Overfitting is a problem.
In learning new tasks, machine learning (ML) models often find shortcuts that allow them to score well on benchmarks. A prominent type of shortcut is “overfitting,” where the model finds ways to cheat benchmark tests and provide results that don't translate to the real world. The researchers found that overfitting is a serious problem for agent benchmarks, because they are small, typically consisting of only a few hundred samples. This problem is more serious than data contamination in training foundation models, since knowledge of test patterns can be programmed directly into the agent.
To solve this problem, researchers suggest that benchmark developers should create and maintain holdout test sets that contain examples that cannot be memorized during training and only through a correct understanding of the target task. can only be solved.
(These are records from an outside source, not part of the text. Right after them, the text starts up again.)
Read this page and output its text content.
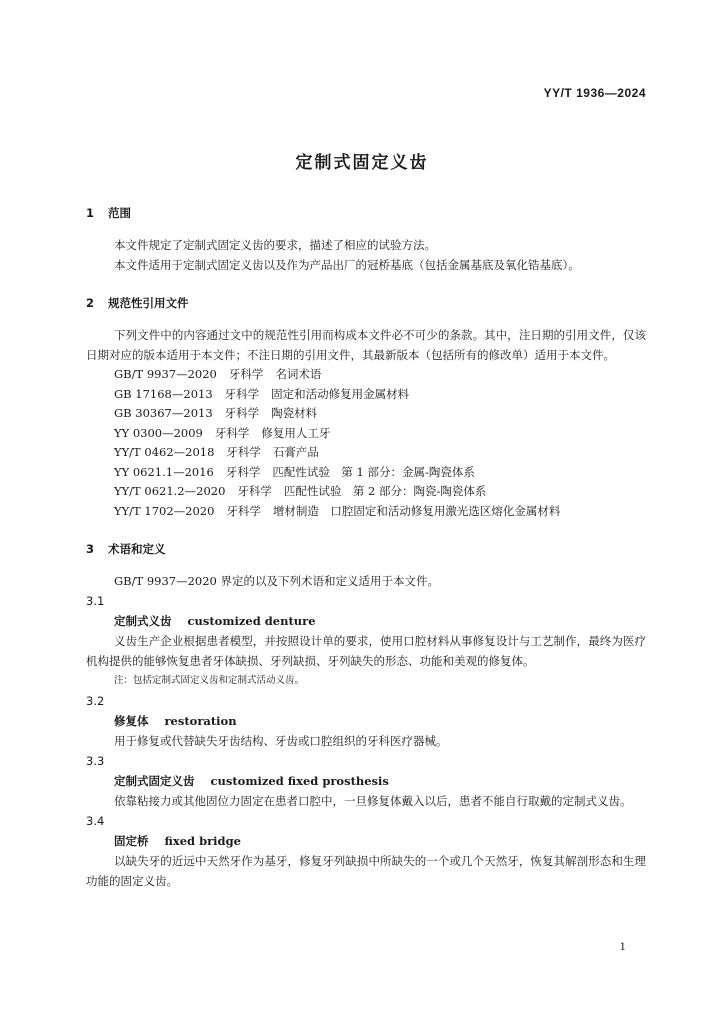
YY/T 1936—2024
定制式固定义齿

1 范围

本文件规定了定制式固定义齿的要求，描述了相应的试验方法。

本文件适用于定制式固定义齿以及作为产品出厂的冠桥基底（包括金属基底及氧化锆基底）。

2 规范性引用文件

下列文件中的内容通过文中的规范性引用而构成本文件必不可少的条款。其中，注日期的引用文件，仅该日期对应的版本适用于本文件；不注日期的引用文件，其最新版本（包括所有的修改单）适用于本文件。

GB/T 9937—2020 牙科学 名词术语

GB 17168—2013 牙科学 固定和活动修复用金属材料

GB 30367—2013 牙科学 陶瓷材料

YY 0300—2009 牙科学 修复用人工牙

YY/T 0462—2018 牙科学 石膏产品

YY 0621.1—2016 牙科学 匹配性试验　第 1 部分：金属-陶瓷体系

YY/T 0621.2—2020 牙科学 匹配性试验　第 2 部分：陶瓷-陶瓷体系

YY/T 1702—2020 牙科学 增材制造　口腔固定和活动修复用激光选区熔化金属材料

3 术语和定义

GB/T 9937—2020 界定的以及下列术语和定义适用于本文件。

3.1

定制式义齿 customized denture

义齿生产企业根据患者模型，并按照设计单的要求，使用口腔材料从事修复设计与工艺制作，最终为医疗机构提供的能够恢复患者牙体缺损、牙列缺损、牙列缺失的形态、功能和美观的修复体。

注：包括定制式固定义齿和定制式活动义齿。

3.2

修复体 restoration

用于修复或代替缺失牙齿结构、牙齿或口腔组织的牙科医疗器械。

3.3

定制式固定义齿 customized fixed prosthesis

依靠粘接力或其他固位力固定在患者口腔中，一旦修复体戴入以后，患者不能自行取戴的定制式义齿。

3.4

固定桥 fixed bridge

以缺失牙的近远中天然牙作为基牙，修复牙列缺损中所缺失的一个或几个天然牙，恢复其解剖形态和生理功能的固定义齿。

1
In their analysis of 17 benchmarks, the researchers found that many lack adequate holdout data sets, allowing agents to take shortcuts, even unintentionally.
“Surprisingly, we find that many agent benchmarks do not include holdout test sets,” the researchers write. “In addition to creating a test set, benchmark developers should consider keeping it confidential to prevent LLM contamination or agent overfitting.”
They also require different types of holdout patterns based on the desired level of generality of the work performed by the agent.
“Benchmark developers should do their best to ensure that shortcuts are impossible,” the researchers write. “We see this as the responsibility of benchmark developers rather than agent developers, because designing benchmarks that don't allow shortcuts is much easier than testing each agent to see if it takes a shortcut.”
The researchers tested WebArena, a benchmark that evaluates the performance of AI agents in solving problems on different websites. They found several shortcuts in the training datasets that allowed agents to overfit tasks in ways that would easily break with minor changes in the real world. For example, the agent may make assumptions about the structure of a web address without considering that it may change in the future or that it may not work on different websites.
Researchers caution that these errors inflate accuracy estimates and lead to overoptimism about the agent's abilities.
With AI agents being a relatively new field, the research and developer communities still have a lot to learn about testing the limits of these new systems that may soon become an important part of everyday applications.
“AI agent benchmarking is new and best practices have not yet been established, making it difficult to separate real progress from hype,” the researchers write. “Our thesis is that agents are sufficiently different from these models that benchmarking methods need to be reconsidered.”